It was December 2005 when former Flyers GM Bob Clarke executed one of the worst trades in the organization’s history, sending Patrick Sharp and Eric Meloche to the Chicago Blackhawks for Matt Ellison and a 3rd round pick in the 2006 draft. At the time of the trade, Ellison had accumulated 13 points in 36 games for Chicago, while Sharp had amassed 15 points in 66 games in parts of three seasons for the Orange & Black. The players’ career trajectories went in opposite directions as Sharp ended up winning three Stanley Cups with the Blackhawks, while Ellison flamed out of the NHL after appearing in seven games over parts of two seasons with the Flyers.

What many people didn’t know at the time was that Clarke hadn’t arrived at the decision to trade the young forward on his own. As Sharp told Snow The Goalie, he requested a trade to try to grow somewhere else and told Clarke that Chicago would be his preferred destination. Rather than balk at the request of a young player with no leverage, Clarke made it happen, earning Sharp’s respect and appreciation:

More after the jump:

Sharpe: I think it was a great trade by Clarkie because I had to get out of there and Clarkie had told us that he didn’t want to trade me, but I had requested to go play somewhere else. I felt like I needed to get some ice time and some opportunity, so he granted the request. And for that I’m thankful to Mr. Clarke. He could have let me stay in a situation, he could have offered different contracts, kind of bought more time to work it out, but he was a great man back then, he is today. He traded me to a team that, he said, “Where do you want to go?” We kind of picked a team at that point. I knew the Chicago Blackhawks had a young group that was playing in Norfolk the year before, as we just went through the Philadelphia Phantoms days, I saw all those guys having success in the NHL. And I’m like, “Alright, that’s why I got to get going here with this group.” It wasn’t happening in Philadelphia, so I’m thankful for the trade. I love Philadelphia. I didn’t want to leave. I was still sad when I got the call I was going to Chicago, but things worked out for the best.

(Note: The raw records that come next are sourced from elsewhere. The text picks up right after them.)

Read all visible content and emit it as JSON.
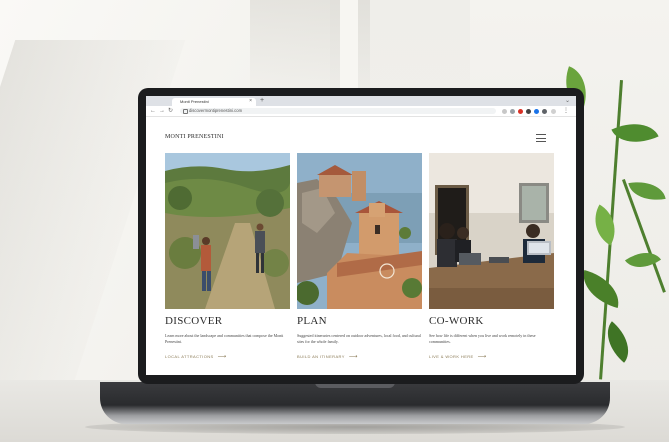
{
  "browser": {
    "tab_title": "Monti Prenestini",
    "tab_close": "×",
    "new_tab": "+",
    "url": "discovermontiprenestini.com"
  },
  "site": {
    "title": "MONTI PRENESTINI"
  },
  "columns": [
    {
      "title": "DISCOVER",
      "description": "Learn more about the landscape and communities that compose the Monti Prenestini.",
      "link": "LOCAL ATTRACTIONS",
      "arrow": "⟶"
    },
    {
      "title": "PLAN",
      "description": "Suggested itineraries centered on outdoor adventures, local food, and cultural sites for the whole family.",
      "link": "BUILD AN ITINERARY",
      "arrow": "⟶"
    },
    {
      "title": "CO-WORK",
      "description": "See how life is different when you live and work remotely in these communities.",
      "link": "LIVE & WORK HERE",
      "arrow": "⟶"
    }
  ],
  "colors": {
    "link": "#8a7a55",
    "bezel": "#1b1c1e",
    "leaf": "#5f9a3b"
  }
}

Snow The Goalie: Can you walk us through that really quickly because I don’t think we’ve ever had anyone on the show kind of walk us through putting the request in and having a GM that was actually receptive to your thoughts, so I can’t imagine it was just Chicago, right? Like there were a few teams that you might have…

Sharp: I think it was pretty much just Chicago to be honest with you. At that point it wasn’t like, you got to remember the situation and bring it back to that year. It wasn’t like I was demanding to be traded because I felt that I was so good. It was like, “Hey, let me go try this somewhere else in an organization that isn’t trying to make the playoffs this year or won’t make the playoffs that’s going to give these young guys a chance,” because I was just getting pushed out numbers-wise in Philadelphia, so that’s how the situation kind of played out and to Mr. Clarke’s great respect that I have for him, he kind of let the situation go on for as long as he could and until finally they pulled the trigger on it. It was so early in the season that you didn’t traditionally see trades made that early on. I think Joe Thornton was actually traded to San Jose a day or two before, so maybe the trade lines were just starting up, but it was more a request granted/thank you for letting me go try it somewhere else. And look, it wasn’t like I went to Chicago and things clicked right away. That was December of 2005 and I didn’t start doing much for a couple years after that. And do you think the flyers want to sit around and let me just kind of develop at the NHL level? I don’t think it would have happened. I’m thankful about the trade and, you know, a lot of GMs don’t go down that road.

I don’t know if the knowledge of Sharp requesting the trade takes the sting out of the move, but it happened and the package was underwhelming at best. To his credit, Ellison did go on to play 11 seasons in the KHL, including back-to-back All-Star appearances in 2015-16 and 2016-17. Sharp, meanwhile racked up 605 points (277 G, 328 A) for Chicago and Dallas.